O desejo de debruçar-se sobre a vida e carreira de Sonia Braga move Augusto Lins Soares há tempos. Responsável pelas fotobiografias O santo revelado (Cepe Editora) e Revela-te, Chico (Bem-Te-Vi), ele se interessava pela complexidade da figura da atriz e sentia falta de uma obra que tateasse (sem necessariamente solucionar) o mistério e magnetismo que ela inspira. Quando, em 2019, Sonia veio ao Recife para lançar Bacurau, filme dirigido por Kleber Mendonça Filho e Juliano Dornelles, ele conseguiu apresentar-lhe o projeto e ganhou o aval dela.

“Após a coletiva de imprensa de Bacurau, passamos duas horas falando sobre o livro. Mostrei para ela meus livros anteriores, inclusive a ideia que coloquei em prática no de Chico Buarque, no qual pedi para artistas plásticos fazerem sua própria leitura de retratos do artista. Ela achou a ideia bacana, mas disse que, no dela, gostaria que só estivessem imagens públicas e de acervo. Ela também quis que seus depoimentos fossem garimpados de entrevistas que deu ao longo da vida. Então, foi um processo, também, de garimpo desse legado, sempre com muita liberdade, pois Sonia não impôs qualquer tipo de restrição”, conta Augusto em entrevista à Continente.
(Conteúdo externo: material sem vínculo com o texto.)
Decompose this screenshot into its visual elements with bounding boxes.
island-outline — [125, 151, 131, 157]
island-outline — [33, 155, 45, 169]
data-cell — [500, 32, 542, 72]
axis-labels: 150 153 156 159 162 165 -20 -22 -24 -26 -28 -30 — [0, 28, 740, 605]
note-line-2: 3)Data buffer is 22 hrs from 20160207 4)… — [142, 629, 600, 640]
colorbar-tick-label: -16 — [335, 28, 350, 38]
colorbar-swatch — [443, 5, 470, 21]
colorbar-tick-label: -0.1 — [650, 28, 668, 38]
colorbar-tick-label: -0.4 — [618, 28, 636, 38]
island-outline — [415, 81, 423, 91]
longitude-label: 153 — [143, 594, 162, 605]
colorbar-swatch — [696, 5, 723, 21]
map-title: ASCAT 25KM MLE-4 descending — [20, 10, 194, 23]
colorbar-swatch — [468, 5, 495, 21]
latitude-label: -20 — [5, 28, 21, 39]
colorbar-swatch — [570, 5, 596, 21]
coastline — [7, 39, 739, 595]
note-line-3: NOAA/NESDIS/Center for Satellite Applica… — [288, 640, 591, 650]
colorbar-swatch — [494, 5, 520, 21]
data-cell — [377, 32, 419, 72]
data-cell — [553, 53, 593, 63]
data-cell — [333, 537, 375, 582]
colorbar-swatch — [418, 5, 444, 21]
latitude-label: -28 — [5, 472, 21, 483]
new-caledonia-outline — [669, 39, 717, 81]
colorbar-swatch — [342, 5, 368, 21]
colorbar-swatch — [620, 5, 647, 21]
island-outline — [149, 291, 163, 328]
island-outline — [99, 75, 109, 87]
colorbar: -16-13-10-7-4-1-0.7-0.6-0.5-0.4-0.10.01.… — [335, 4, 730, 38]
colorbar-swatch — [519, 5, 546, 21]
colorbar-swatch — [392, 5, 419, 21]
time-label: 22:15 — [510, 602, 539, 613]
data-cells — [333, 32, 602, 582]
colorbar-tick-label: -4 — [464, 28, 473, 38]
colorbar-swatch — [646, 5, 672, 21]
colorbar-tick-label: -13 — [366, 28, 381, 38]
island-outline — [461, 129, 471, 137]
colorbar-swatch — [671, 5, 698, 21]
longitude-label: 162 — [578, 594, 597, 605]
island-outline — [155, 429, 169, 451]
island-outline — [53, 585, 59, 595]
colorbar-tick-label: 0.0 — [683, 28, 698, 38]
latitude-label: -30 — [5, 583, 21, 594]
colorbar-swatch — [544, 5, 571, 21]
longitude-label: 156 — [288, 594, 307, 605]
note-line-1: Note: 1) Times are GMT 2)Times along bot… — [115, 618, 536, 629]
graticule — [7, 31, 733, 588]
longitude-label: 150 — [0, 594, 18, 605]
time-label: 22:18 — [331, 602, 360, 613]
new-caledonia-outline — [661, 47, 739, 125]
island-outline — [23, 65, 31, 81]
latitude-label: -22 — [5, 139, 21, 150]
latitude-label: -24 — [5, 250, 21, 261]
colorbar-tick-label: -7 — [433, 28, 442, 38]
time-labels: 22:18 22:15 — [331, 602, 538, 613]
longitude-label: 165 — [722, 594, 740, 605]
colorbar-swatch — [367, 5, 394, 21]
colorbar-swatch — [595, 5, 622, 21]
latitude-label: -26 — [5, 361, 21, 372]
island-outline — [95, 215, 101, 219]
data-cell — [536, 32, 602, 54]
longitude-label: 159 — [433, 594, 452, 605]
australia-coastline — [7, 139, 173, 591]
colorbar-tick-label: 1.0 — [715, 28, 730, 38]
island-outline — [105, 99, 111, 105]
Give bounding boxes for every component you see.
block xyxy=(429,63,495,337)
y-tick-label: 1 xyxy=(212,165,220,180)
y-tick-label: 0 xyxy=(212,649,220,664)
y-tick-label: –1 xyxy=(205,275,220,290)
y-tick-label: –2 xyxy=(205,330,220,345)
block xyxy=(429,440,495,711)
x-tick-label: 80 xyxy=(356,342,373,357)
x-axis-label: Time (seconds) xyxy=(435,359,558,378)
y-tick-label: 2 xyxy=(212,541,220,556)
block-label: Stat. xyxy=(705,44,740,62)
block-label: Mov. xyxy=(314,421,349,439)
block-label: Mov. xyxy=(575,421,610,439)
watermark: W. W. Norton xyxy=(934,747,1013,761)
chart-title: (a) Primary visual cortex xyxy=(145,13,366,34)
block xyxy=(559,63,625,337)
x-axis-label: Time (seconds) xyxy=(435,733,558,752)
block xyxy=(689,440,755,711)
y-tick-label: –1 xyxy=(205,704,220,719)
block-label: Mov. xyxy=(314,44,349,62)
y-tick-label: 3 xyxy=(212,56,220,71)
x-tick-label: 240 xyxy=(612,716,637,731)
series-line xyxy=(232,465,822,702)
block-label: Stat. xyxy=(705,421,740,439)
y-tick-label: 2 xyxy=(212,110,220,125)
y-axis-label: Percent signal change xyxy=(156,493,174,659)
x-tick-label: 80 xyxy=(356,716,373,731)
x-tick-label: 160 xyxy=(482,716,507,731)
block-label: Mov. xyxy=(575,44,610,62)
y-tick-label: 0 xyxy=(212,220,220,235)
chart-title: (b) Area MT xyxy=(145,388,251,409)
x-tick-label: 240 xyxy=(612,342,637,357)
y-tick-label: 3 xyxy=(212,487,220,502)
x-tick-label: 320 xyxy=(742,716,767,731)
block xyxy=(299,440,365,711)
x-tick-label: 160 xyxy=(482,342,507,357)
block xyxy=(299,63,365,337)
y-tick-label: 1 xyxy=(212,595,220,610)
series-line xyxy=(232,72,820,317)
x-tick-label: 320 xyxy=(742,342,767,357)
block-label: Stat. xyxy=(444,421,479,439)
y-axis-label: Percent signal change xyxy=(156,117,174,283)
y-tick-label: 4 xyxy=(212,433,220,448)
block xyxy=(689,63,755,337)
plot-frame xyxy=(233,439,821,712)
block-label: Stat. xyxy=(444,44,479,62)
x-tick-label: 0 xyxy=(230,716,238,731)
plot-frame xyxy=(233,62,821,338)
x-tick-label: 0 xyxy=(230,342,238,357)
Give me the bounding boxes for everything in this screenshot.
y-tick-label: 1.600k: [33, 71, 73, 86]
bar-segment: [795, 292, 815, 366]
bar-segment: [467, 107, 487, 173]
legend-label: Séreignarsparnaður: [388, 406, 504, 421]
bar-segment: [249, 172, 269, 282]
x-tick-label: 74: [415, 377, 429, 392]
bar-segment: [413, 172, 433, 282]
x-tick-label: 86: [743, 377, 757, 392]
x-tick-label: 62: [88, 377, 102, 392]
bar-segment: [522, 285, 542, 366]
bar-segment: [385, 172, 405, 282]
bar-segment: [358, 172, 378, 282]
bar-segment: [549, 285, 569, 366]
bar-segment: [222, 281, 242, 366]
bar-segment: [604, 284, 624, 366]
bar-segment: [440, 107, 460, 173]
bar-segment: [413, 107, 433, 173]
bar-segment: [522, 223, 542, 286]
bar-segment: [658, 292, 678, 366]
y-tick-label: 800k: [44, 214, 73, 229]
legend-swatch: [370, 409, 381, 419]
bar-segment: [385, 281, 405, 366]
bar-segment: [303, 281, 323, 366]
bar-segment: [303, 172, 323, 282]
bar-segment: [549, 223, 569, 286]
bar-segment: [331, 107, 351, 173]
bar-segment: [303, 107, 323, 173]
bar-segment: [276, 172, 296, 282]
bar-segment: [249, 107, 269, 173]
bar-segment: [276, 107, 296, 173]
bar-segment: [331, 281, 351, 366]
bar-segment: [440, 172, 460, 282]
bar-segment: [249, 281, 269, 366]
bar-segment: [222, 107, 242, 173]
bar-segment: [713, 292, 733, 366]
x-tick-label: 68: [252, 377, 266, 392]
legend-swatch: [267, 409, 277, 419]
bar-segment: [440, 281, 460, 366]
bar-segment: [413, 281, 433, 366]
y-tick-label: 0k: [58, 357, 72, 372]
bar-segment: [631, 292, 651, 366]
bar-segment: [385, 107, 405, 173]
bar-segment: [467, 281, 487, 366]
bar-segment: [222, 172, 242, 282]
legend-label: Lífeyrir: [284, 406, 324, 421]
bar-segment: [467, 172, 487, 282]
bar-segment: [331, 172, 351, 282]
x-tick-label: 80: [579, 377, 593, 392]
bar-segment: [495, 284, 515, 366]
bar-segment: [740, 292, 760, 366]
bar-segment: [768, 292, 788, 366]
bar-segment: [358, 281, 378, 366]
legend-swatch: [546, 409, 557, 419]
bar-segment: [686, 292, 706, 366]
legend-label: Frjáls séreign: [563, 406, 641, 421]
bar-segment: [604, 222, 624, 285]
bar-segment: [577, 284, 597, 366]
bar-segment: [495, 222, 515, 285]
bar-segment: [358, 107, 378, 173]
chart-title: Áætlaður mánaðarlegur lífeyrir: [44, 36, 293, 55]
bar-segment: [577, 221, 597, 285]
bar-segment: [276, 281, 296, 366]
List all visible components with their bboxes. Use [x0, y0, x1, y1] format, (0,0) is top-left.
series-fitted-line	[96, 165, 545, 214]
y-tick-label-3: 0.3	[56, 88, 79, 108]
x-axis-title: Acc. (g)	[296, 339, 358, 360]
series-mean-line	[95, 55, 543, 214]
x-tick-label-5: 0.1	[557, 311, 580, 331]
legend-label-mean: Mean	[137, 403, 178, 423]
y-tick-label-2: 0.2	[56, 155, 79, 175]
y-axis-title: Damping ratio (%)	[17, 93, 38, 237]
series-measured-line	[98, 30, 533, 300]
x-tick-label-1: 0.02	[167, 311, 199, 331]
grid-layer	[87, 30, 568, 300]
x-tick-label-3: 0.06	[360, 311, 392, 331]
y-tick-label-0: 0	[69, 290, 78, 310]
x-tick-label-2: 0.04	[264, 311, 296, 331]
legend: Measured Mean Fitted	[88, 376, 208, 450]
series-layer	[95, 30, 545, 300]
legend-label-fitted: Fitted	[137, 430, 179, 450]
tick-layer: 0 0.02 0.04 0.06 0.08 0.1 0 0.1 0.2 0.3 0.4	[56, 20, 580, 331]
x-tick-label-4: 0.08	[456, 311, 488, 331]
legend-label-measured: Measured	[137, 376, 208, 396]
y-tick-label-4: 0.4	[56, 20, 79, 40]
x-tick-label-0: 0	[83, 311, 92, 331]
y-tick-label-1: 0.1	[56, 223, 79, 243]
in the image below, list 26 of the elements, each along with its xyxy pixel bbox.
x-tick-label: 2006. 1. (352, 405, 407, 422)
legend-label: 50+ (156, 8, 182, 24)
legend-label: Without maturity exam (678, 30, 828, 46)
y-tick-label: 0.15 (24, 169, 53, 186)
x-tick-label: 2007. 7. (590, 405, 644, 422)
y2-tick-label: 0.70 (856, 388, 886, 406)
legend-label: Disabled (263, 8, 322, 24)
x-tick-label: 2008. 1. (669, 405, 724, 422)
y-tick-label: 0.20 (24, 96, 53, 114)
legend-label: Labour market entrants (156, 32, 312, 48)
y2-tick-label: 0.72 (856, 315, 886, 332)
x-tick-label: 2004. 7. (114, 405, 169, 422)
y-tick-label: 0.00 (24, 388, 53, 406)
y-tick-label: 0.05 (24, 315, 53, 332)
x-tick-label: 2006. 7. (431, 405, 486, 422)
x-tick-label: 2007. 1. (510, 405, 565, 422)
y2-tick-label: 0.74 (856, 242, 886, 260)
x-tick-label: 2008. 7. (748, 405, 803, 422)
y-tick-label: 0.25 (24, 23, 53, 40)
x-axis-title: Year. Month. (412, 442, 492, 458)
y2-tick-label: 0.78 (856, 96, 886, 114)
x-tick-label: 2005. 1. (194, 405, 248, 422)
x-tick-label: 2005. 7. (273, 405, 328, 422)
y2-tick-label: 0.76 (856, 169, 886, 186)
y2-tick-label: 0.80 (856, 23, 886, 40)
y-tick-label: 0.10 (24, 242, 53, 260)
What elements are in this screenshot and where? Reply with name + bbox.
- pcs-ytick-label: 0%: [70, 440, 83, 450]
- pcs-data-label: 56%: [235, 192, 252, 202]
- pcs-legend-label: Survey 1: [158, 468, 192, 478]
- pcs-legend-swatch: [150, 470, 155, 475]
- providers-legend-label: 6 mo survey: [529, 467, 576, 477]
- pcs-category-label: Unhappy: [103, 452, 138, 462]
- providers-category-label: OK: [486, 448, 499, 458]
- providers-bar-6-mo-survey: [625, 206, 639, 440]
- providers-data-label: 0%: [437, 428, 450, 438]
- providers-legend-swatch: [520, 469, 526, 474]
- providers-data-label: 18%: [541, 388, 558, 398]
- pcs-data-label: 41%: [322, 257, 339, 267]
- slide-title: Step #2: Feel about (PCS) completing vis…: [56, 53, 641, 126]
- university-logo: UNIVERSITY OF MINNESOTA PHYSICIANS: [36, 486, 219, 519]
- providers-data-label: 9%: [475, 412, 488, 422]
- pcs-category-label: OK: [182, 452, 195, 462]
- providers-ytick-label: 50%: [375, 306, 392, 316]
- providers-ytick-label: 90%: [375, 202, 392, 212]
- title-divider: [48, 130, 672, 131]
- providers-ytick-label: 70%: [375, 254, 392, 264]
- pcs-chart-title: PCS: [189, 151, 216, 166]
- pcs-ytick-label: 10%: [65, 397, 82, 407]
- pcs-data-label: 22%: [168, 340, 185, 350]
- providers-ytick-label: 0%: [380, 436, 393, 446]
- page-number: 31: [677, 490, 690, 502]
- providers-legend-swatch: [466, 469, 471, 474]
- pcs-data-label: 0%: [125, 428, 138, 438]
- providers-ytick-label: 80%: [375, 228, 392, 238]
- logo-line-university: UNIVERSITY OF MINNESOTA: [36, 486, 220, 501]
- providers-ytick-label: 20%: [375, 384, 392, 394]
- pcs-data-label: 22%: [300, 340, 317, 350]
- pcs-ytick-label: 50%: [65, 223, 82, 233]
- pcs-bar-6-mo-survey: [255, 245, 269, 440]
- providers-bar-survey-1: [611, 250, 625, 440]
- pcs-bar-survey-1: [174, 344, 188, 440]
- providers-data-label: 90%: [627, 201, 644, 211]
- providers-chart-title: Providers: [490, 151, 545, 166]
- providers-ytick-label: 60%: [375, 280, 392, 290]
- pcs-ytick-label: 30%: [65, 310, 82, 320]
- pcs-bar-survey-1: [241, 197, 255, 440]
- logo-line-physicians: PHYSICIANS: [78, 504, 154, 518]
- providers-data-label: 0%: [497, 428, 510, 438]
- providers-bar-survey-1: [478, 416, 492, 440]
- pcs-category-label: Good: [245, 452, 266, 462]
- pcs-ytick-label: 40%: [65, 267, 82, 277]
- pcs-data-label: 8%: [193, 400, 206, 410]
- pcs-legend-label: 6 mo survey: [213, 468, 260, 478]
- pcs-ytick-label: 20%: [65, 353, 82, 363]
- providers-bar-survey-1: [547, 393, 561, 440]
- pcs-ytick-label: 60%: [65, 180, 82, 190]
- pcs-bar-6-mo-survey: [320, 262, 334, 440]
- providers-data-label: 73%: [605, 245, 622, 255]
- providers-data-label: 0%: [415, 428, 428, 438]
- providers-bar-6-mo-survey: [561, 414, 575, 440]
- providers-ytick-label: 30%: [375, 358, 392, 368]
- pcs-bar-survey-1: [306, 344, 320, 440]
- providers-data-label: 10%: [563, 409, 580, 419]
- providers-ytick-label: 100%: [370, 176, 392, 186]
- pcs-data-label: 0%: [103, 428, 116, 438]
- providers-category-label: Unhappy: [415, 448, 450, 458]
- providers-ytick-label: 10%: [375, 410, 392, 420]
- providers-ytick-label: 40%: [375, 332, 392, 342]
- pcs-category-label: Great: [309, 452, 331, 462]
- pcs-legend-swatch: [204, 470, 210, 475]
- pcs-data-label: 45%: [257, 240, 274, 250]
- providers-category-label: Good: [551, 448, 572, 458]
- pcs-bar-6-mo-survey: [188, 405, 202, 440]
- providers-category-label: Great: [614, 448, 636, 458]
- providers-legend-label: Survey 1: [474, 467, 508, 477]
Se, normalmente, o fio condutor das narrativas biográficas é o texto, neste projeto, foram as fotos que guiaram o processo. Na sua pesquisa, Augusto partiu de investigações digitais (no Google Imagens, site da Biblioteca Nacional, entre outros) e analógicas (arquivos públicos e, principalmente, o acervo da própria Sonia, guardados em suas propriedades em Niterói e em Nova York, onde reside) para começar a fazer uma espécie de storyboard, um quebra-cabeça a partir do qual poderia trabalhar com mais flexibilidade vários caminhos narrativos. Nesse percurso proposto pelo organizador, o leitor tem acesso a vários dados biográficos da artista, da infância em Maringá, no Paraná, até 2022, passando pelos seus principais feitos artísticos, além de fatos importantes de sua caminhada. Os textos são escritos pela jornalista Melina Dalboni, com trechos de falas de Sonia em entrevistas publicadas em diversos veículos ao longo da sua carreira, como solicitado pela biografada.

 


A atriz protagonizou o filme Tieta do Agreste (1996), que teve trilha
sonora de Caetano Veloso. 
Imagens: Acervo Sonia Braga/Divulgação;
Luiz C. Ribeiro/Divulgação

Como o próprio formato pressupõe, o livro não pretende ser um relato definitivo sobre a vida de Sonia. Sua força está na reunião cuidadosa de imagens, algumas de foro íntimo, mas, a maioria, tornadas públicas ao longo das últimas cinco décadas. Como fragmentos que, reunidos, formam um expressivo mosaico, essas fotografias enfatizam a importância cultural da artista, um ícone do cinema e da televisão, cujo impacto atravessa gerações.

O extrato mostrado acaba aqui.